This panel looks to literature and poetry as resources for the philosophy of religion. It seeks to find common forms of inquiry and insight across different genres of writing. Some of the papers pair poets with philosophers in order to find ways in which each illuminates the other. Other papers treat poetry or fiction as themselves a form of philosophizing. Some of the figures considered are: Adrienne Rich, Søren Kierkegaard, Walter Benjamin, Clarice Lispector, and W. E. B. du Bois.
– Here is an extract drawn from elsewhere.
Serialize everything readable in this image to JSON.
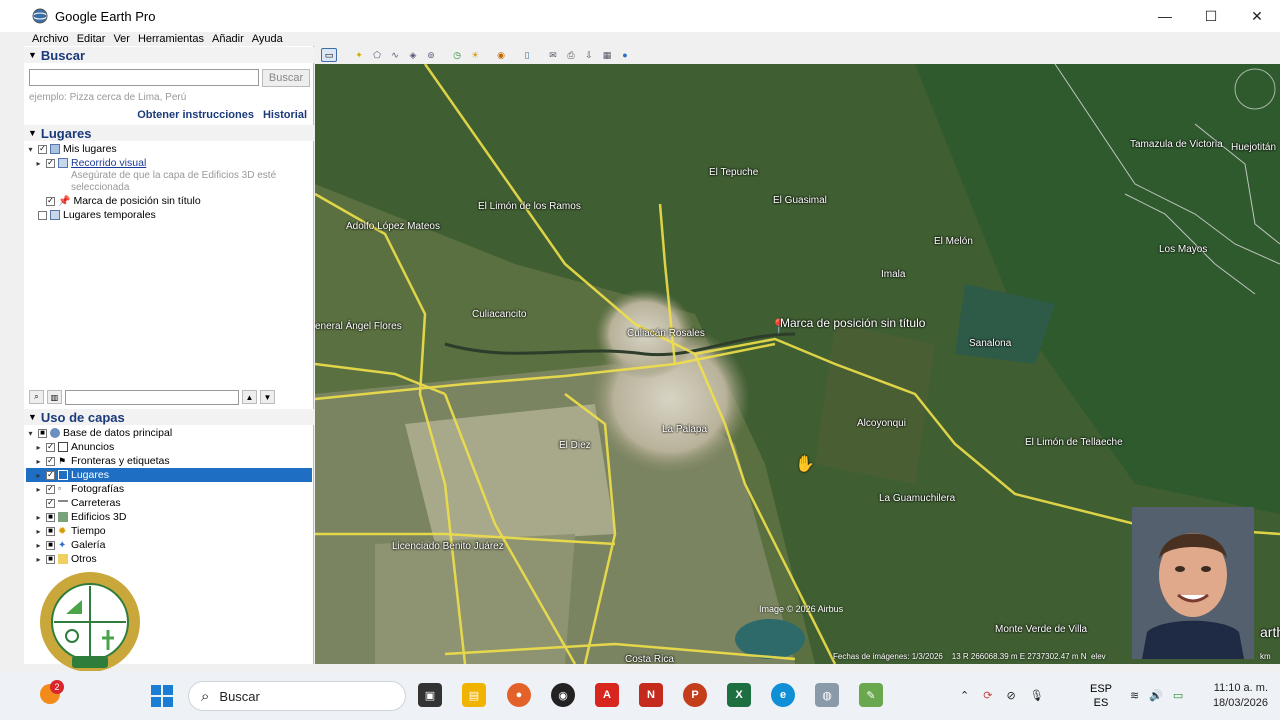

Drawing on a hueristic that combines Walter Benjamin's concept of history with Martin Buber's philosophy of dialogue, this paper argues that Adrienne Rich's poetry exemplifies an intentional relation to histories of oppression, and that she deserves a more prominent place in the history of queer theory. With an underlying philosophical paradigm provided by Buber and Benjamin, I interpret a selection of Rich's essays and poems, framing her poems as 'artifacts of saying You to the wreckage of history,' particularly to the history of hetero-patriarchal oppression. This framework underscores Rich's prescient, perhaps still underappreciated contribution to queer theory, provides an example of how the resources of religious thought and poetry can come together to offer fresh perspectives on philosophy, and highlights poetry's capacity for imagining and conveying new modes of being in the world, a capacity that may outstrip that of discursive philosophical prose.
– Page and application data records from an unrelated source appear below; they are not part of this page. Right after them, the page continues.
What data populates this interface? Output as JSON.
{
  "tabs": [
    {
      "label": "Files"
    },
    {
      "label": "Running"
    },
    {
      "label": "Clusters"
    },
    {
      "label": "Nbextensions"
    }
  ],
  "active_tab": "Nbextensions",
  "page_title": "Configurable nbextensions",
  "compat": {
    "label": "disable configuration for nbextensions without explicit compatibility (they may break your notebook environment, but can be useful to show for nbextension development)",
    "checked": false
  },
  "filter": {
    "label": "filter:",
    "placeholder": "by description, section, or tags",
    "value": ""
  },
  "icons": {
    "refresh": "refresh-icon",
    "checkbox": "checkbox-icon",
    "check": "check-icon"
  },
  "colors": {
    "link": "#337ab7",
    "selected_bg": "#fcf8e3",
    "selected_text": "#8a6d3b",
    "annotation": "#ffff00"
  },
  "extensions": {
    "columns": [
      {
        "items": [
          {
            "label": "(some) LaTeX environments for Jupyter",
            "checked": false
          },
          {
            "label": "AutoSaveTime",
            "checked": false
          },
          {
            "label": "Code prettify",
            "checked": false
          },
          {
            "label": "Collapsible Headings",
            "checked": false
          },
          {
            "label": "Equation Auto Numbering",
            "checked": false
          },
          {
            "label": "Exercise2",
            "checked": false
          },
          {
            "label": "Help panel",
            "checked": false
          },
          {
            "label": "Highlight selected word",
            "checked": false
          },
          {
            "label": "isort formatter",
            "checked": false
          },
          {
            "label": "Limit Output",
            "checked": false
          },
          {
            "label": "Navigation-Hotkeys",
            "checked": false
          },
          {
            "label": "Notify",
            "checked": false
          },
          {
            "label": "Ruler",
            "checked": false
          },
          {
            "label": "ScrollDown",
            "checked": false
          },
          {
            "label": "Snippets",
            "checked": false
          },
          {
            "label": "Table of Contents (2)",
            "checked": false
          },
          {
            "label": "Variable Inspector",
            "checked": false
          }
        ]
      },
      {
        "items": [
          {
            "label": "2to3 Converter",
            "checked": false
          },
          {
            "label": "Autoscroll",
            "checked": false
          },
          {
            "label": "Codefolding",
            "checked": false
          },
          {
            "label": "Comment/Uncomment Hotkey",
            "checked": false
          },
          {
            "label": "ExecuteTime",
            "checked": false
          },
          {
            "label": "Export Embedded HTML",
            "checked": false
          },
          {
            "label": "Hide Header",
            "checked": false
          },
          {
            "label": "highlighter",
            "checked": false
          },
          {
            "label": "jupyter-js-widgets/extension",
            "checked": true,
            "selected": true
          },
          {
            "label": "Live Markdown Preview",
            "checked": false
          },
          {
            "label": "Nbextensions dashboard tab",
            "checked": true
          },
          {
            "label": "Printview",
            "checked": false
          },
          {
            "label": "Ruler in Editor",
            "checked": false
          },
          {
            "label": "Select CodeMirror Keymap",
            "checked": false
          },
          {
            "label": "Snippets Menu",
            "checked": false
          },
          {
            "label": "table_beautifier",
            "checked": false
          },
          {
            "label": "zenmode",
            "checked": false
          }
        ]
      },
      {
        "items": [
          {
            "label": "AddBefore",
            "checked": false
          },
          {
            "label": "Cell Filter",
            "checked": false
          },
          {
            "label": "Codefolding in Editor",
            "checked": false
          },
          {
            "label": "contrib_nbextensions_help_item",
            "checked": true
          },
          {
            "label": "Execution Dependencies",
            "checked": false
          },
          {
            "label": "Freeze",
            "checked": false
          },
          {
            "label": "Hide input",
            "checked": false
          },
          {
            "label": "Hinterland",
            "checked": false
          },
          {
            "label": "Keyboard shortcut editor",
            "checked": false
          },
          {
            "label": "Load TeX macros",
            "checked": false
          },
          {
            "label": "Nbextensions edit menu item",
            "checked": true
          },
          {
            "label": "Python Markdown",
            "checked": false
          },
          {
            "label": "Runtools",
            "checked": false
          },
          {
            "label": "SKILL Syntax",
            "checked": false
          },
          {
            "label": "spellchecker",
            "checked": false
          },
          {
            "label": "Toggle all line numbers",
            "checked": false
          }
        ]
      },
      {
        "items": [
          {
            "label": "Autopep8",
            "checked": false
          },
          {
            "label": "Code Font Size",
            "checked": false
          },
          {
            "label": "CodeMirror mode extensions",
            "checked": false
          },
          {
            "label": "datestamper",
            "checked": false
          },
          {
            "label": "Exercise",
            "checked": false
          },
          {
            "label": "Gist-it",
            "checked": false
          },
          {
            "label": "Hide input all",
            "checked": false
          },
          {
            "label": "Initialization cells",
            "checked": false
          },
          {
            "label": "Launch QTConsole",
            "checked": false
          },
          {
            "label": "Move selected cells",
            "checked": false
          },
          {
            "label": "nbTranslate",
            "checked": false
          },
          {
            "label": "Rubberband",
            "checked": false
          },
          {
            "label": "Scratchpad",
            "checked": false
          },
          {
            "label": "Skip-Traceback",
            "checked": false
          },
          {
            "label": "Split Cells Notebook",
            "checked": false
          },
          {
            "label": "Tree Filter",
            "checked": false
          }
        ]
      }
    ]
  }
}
This paper reads Anne Sexton’s “Sickness Unto Death” alongside that of Kierkegaard to argue that literature can serve as the metafiction of philosophy. I suggest that Sexton’s poetic engagement with Kierkegaard makes salient the precise structure of despair’s transformation from experience to expression to concept. Her writing does this by thinking about itself as a participant in the confessional process it facilitates. I argue that this confession embodies despair as a specific structure of the relationship between subject and experience, an at-once literary and existential form which consequently structures expression, communication, and address. Sexton's engagement with Kierkegaard offers us a new way of thinking about the role of literature in philosophy--an alternative what Hollywood, Hammerschlag, and Furey describe as the empty use of "literary texts as exempla for already articulated philosophical views." Instead, her poetry moves us beyond ornamentation and embodiment—and towards the constructive possibilities of metafiction.
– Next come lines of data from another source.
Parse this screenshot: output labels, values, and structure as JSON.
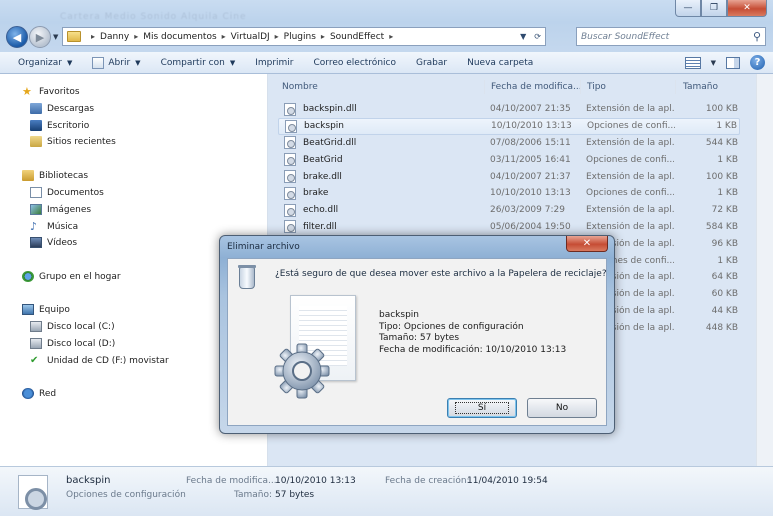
{
  "window": {
    "blurred_text": "Cartera      Medio Sonido      Alquila Cine"
  },
  "caption_buttons": {
    "minimize": "—",
    "maximize": "❐",
    "close": "✕"
  },
  "address": {
    "crumbs": [
      "Danny",
      "Mis documentos",
      "VirtualDJ",
      "Plugins",
      "SoundEffect"
    ],
    "search_placeholder": "Buscar SoundEffect"
  },
  "toolbar": {
    "organize": "Organizar",
    "open": "Abrir",
    "share": "Compartir con",
    "print": "Imprimir",
    "email": "Correo electrónico",
    "burn": "Grabar",
    "new_folder": "Nueva carpeta",
    "help": "?"
  },
  "sidebar": {
    "favorites": "Favoritos",
    "downloads": "Descargas",
    "desktop": "Escritorio",
    "recent": "Sitios recientes",
    "libraries": "Bibliotecas",
    "documents": "Documentos",
    "images": "Imágenes",
    "music": "Música",
    "videos": "Vídeos",
    "homegroup": "Grupo en el hogar",
    "computer": "Equipo",
    "disk_c": "Disco local (C:)",
    "disk_d": "Disco local (D:)",
    "cd": "Unidad de CD (F:) movistar",
    "network": "Red"
  },
  "columns": {
    "name": "Nombre",
    "date": "Fecha de modifica...",
    "type": "Tipo",
    "size": "Tamaño"
  },
  "files": [
    {
      "name": "backspin.dll",
      "date": "04/10/2007 21:35",
      "type": "Extensión de la apl...",
      "size": "100 KB"
    },
    {
      "name": "backspin",
      "date": "10/10/2010 13:13",
      "type": "Opciones de confi...",
      "size": "1 KB"
    },
    {
      "name": "BeatGrid.dll",
      "date": "07/08/2006 15:11",
      "type": "Extensión de la apl...",
      "size": "544 KB"
    },
    {
      "name": "BeatGrid",
      "date": "03/11/2005 16:41",
      "type": "Opciones de confi...",
      "size": "1 KB"
    },
    {
      "name": "brake.dll",
      "date": "04/10/2007 21:37",
      "type": "Extensión de la apl...",
      "size": "100 KB"
    },
    {
      "name": "brake",
      "date": "10/10/2010 13:13",
      "type": "Opciones de confi...",
      "size": "1 KB"
    },
    {
      "name": "echo.dll",
      "date": "26/03/2009 7:29",
      "type": "Extensión de la apl...",
      "size": "72 KB"
    },
    {
      "name": "filter.dll",
      "date": "05/06/2004 19:50",
      "type": "Extensión de la apl...",
      "size": "584 KB"
    },
    {
      "name": "",
      "date": "",
      "type": "Extensión de la apl...",
      "size": "96 KB"
    },
    {
      "name": "",
      "date": "",
      "type": "Opciones de confi...",
      "size": "1 KB"
    },
    {
      "name": "",
      "date": "",
      "type": "Extensión de la apl...",
      "size": "64 KB"
    },
    {
      "name": "",
      "date": "",
      "type": "Extensión de la apl...",
      "size": "60 KB"
    },
    {
      "name": "",
      "date": "",
      "type": "Extensión de la apl...",
      "size": "44 KB"
    },
    {
      "name": "",
      "date": "",
      "type": "Extensión de la apl...",
      "size": "448 KB"
    }
  ],
  "details": {
    "name": "backspin",
    "type": "Opciones de configuración",
    "modified_label": "Fecha de modifica...",
    "modified_value": "10/10/2010 13:13",
    "created_label": "Fecha de creación:",
    "created_value": "11/04/2010 19:54",
    "size_label": "Tamaño:",
    "size_value": "57 bytes"
  },
  "dialog": {
    "title": "Eliminar archivo",
    "close": "✕",
    "question": "¿Está seguro de que desea mover este archivo a la Papelera de reciclaje?",
    "file_name": "backspin",
    "file_type": "Tipo: Opciones de configuración",
    "file_size": "Tamaño: 57 bytes",
    "file_date": "Fecha de modificación: 10/10/2010 13:13",
    "yes": "Sí",
    "no": "No"
  }
}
Philosophy of religion names a method: a way of asking questions about what we call religion. Literature can do that, too, in ways that can methodologically expand ways of doing philosophy of religion. This paper explores these paths of possibility by turning to Clarice Lispector, whose texts do philosophy by being literature: by doing what literature can do. This paper unpacks this suggestion by turning to _A Breath of Life: Pulsations_. It’s a complicating text, because it’s a transgenred text: a novel that’s a play that’s a kind of autobiography and, maybe, an auto-elegy. By reading _A Breath of Life_ as literature, and attending to the (philosophically speaking) expected and unexpected questions that _A Breath of Life_ poses through its ways of writing, this paper suggests that _A Breath of Life_ can teach philosophy of religion new methodological lessons and offer new possibilities of questioning through literature.
After broadly addressing the question of this session, How literature and poetry contribute to philosophy of religion, I turn to Du Bois. His philosophical reflections and arguments are lyrical and affective; his poetic and literary works are conceptual and argumentative. An intimate dance between the cognitive, lyrical, and affective permeates Du Bois’s works, and they thereby become one answer to the session’s question: literature and poetry contribute to philosophy of religion when they mutually inform each other. In the Souls of Black Folks, Du Bois’s philosophy is written in a lyrical (a literary and poetic) mode; in Darkwater, Du Bois’s poetry and fiction is written in a philosophical mode. And in both books, Du Bois is the master storyteller. Richard Rorty claimed that we need “a turn against theory and toward narrative.” Contrary to Rorty, I recommend a turn to a poetic narrativist philosophy as exemplified by Du Bois.